Linda Silbers is a social scientist studying voter opinion about a city bond proposal for a light rail mass transit system in Denver
If Linda wants to be 90 percent Confident that her sample estimate of the proportion of voters who favor the bond is within 2 percent of the population percent p who favor the bond how large a sample should she use?
n=(z*/m)squared(p*)(1-p*)
so be sure to square (z*/m)
m= margin of error, the invNorm for 90% is 1.645, p*=.5, if not given
The problem worked out:
(1.645/0.02)squared(.5)(1-.5)= 1691.265625 so the sample size should be 1691 people. Hope this helps
To determine how large a sample Linda should use to be 90 percent confident that her sample estimate of the proportion of voters who favor the bond is within 2 percent of the population percent p, she can use the formula for sample size calculation:
n = (Z^2 * p * (1 - p)) / (E^2)
where:
n = sample size
Z = Z-score corresponding to the desired confidence level (in this case, 90 percent confidence level can be represented by a Z-score of 1.645)
p = estimated proportion of voters who favor the bond (Linda can use a conservative estimate, say 0.5, if she doesn't have any prior information)
E = margin of error, which is 2 percent or 0.02
Plugging the values into the formula, we get:
n = (1.645^2 * 0.5 * (1 - 0.5)) / (0.02^2)
Simplifying further:
n = (2.706025 * 0.25) / 0.0004
n = 0.67650625 / 0.0004
n ā 1691.26
Therefore, Linda should use a sample size of approximately 1692 voters to be 90 percent confident that her sample estimate is within 2 percent of the population proportion.
To determine the sample size Linda should use, we need to consider the desired level of confidence, the margin of error, and the population proportion.
1. Confidence Level: Linda wants to be 90% confident in her results. This means that there is a 90% probability that the true population proportion lies within the margin of error of her sample estimate.
2. Margin of Error: Linda wants her sample estimate to be within 2 percent of the population proportion. In other words, she wants to be within 0.02 of the true population proportion.
To calculate the sample size, we can use the formula:
n = (Z^2 * p * (1-p)) / E^2
where:
n = sample size
Z = Z-score corresponding to the desired confidence level (in this case, for 90% confidence level, Z ā 1.645)
p = estimated population proportion (we don't know this yet)
E = margin of error
Since p is unknown, we can use 0.5 as a conservative estimate.
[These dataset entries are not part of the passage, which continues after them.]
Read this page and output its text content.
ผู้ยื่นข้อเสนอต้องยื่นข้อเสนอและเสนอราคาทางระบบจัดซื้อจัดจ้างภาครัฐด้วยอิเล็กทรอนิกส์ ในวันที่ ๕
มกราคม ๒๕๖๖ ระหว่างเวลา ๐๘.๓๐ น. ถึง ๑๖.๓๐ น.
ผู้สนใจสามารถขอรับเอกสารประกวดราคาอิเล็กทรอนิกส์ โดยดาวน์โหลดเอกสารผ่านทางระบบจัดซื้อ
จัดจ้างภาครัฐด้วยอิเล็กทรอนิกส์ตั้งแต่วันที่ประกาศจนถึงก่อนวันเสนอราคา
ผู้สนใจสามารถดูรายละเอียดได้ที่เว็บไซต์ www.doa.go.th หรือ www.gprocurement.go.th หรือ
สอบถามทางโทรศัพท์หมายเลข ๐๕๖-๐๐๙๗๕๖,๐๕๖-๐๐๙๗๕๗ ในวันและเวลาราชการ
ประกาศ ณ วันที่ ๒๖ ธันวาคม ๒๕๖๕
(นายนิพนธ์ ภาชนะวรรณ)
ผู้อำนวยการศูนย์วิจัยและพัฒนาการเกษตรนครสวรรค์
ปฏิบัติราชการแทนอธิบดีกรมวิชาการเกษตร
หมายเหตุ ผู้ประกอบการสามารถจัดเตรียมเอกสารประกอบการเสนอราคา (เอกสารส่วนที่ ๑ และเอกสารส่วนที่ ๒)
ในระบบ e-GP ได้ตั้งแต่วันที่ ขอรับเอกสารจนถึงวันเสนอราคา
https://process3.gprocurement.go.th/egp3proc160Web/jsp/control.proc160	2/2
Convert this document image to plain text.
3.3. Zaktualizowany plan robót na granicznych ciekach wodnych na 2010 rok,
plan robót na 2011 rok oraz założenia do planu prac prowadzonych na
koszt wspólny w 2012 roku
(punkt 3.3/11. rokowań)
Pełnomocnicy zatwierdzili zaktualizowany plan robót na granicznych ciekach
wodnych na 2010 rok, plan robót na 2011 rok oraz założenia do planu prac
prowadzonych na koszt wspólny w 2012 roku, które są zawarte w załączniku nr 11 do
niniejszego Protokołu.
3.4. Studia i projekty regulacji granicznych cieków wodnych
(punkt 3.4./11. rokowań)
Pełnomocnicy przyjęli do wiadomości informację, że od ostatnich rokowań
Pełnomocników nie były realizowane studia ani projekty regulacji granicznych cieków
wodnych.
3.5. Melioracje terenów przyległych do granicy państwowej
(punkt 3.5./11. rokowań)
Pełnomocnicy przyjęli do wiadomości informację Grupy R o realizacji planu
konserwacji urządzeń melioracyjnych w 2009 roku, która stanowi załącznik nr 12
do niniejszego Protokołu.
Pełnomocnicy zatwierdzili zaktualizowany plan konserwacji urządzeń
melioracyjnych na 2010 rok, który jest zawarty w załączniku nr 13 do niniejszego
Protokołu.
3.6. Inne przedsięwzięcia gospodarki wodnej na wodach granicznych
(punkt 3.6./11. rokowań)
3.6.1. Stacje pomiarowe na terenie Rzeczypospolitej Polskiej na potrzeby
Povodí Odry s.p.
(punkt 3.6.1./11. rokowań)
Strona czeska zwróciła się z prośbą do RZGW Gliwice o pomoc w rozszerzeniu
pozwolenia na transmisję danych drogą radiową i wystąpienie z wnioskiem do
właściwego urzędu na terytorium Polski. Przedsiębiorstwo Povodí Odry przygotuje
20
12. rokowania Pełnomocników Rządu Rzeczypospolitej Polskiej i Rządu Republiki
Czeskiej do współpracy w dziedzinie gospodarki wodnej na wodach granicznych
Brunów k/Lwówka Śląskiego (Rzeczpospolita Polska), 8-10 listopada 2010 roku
This will give us the largest sample size needed (since p = 0.5 results in the highest variability).
Plugging in the values into the formula, we get:
n = (1.645^2 * 0.5 * (1-0.5)) / 0.02^2
n = (2.706 * 0.5 * 0.5) / 0.0004
n = 0.6765 / 0.0004
n ā 1691.25
Therefore, Linda should use a sample size of approximately 1692 voters to ensure a 90% confidence level with a margin of error of 2 percent.